Living the film is a different matter, however, and there is a distinct feeling throughout the film that it is worshipful of Tyler Durden and his psychotic philosophy. Even when we see him doing something appalling, he feels so in control of the film that it’s difficult to not get swept up in his influence. Consider the famous chemical burn scene. It’s a masterfully arranged scene, one that clearly conveys the horror of what is happening to Edward Norton and translates the conflict between the two men’s outlooks into visual terms. Watch the way in which the skittish jump cuts, disorganized flashes, and haphazard jumps of Norton’s perspective give way to the long, steady shots of Pitt’s as the Narrator comes to accept what is being done to him. Intellectually we are outraged, but in cinematic terms we are being pushed into aligning with Durden. Fincher does such a good job of taking the anarchist’s viewpoint and translating it into a compelling cinematic experience that he doesn’t really leave us much space to call that experience into question. It’s a seamless filmic experience, but one that perhaps runs away from its director’s stated intent.

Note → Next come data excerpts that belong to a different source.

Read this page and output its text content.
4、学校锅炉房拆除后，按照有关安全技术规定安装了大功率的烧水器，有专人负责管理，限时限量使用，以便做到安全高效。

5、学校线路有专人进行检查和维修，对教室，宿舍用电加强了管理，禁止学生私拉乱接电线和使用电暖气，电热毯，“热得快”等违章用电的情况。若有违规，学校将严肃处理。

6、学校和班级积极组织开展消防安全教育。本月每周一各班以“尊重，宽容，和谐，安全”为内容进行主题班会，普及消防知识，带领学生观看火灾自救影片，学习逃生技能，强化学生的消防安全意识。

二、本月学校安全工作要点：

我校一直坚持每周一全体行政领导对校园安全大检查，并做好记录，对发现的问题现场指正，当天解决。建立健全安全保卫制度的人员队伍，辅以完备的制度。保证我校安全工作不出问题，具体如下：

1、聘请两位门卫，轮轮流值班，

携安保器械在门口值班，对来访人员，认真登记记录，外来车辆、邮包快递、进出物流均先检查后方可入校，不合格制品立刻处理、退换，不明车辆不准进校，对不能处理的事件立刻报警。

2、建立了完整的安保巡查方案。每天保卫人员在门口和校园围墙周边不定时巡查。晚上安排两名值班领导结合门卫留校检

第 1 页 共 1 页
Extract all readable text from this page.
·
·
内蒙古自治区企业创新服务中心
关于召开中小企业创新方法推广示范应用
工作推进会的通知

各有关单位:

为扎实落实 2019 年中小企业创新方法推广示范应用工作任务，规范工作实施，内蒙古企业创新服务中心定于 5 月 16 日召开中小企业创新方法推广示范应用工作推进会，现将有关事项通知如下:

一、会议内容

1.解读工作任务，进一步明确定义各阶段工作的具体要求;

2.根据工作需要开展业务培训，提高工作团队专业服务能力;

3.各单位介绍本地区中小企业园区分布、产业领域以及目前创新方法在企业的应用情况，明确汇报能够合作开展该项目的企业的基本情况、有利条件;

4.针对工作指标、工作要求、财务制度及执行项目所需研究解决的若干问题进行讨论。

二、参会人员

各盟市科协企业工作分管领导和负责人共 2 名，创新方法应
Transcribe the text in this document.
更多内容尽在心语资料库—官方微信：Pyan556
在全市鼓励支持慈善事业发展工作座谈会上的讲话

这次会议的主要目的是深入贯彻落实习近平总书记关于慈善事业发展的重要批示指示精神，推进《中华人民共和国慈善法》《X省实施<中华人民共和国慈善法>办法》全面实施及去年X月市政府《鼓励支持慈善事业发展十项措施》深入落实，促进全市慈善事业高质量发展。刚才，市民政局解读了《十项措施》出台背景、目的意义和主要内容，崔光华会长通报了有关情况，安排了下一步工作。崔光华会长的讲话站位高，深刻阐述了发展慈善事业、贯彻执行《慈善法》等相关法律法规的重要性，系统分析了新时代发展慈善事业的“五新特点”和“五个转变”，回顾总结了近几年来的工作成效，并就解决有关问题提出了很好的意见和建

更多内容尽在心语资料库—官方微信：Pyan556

The problem is that when we snap out of the film’s deranged spell somewhere around its third act we remember how much the world has grown since 1999, and the problems and concerns that pushed the characters into these extreme views feel all the more juvenile and baseless. Our connection to the film’s thematic core is less immersive that it was back then, and its subversive movements don’t feel as relevant. The film remains an outstanding exercise in style, cinematic comedy, and unification of plot, form, and theme. It’s that last element, however, where the years have been most unkind to the film. Perhaps at the time of its release, the concerns and worries it was addressing were so present that it merited the film pushing the envelope and blurring the lines to such an extreme degree, but over time the ends have gotten less visible and the means have started to feel less justified. Fight Club has always been a great ride, but one that leaves you unsure of where you started when you got on and where you ended up as you dismount. Perhaps that lingering insecurity was part of the design, but over the past fifteen years that feeling has gotten more pronounced, and one suspects it’ll only grow stronger over the next fifteen.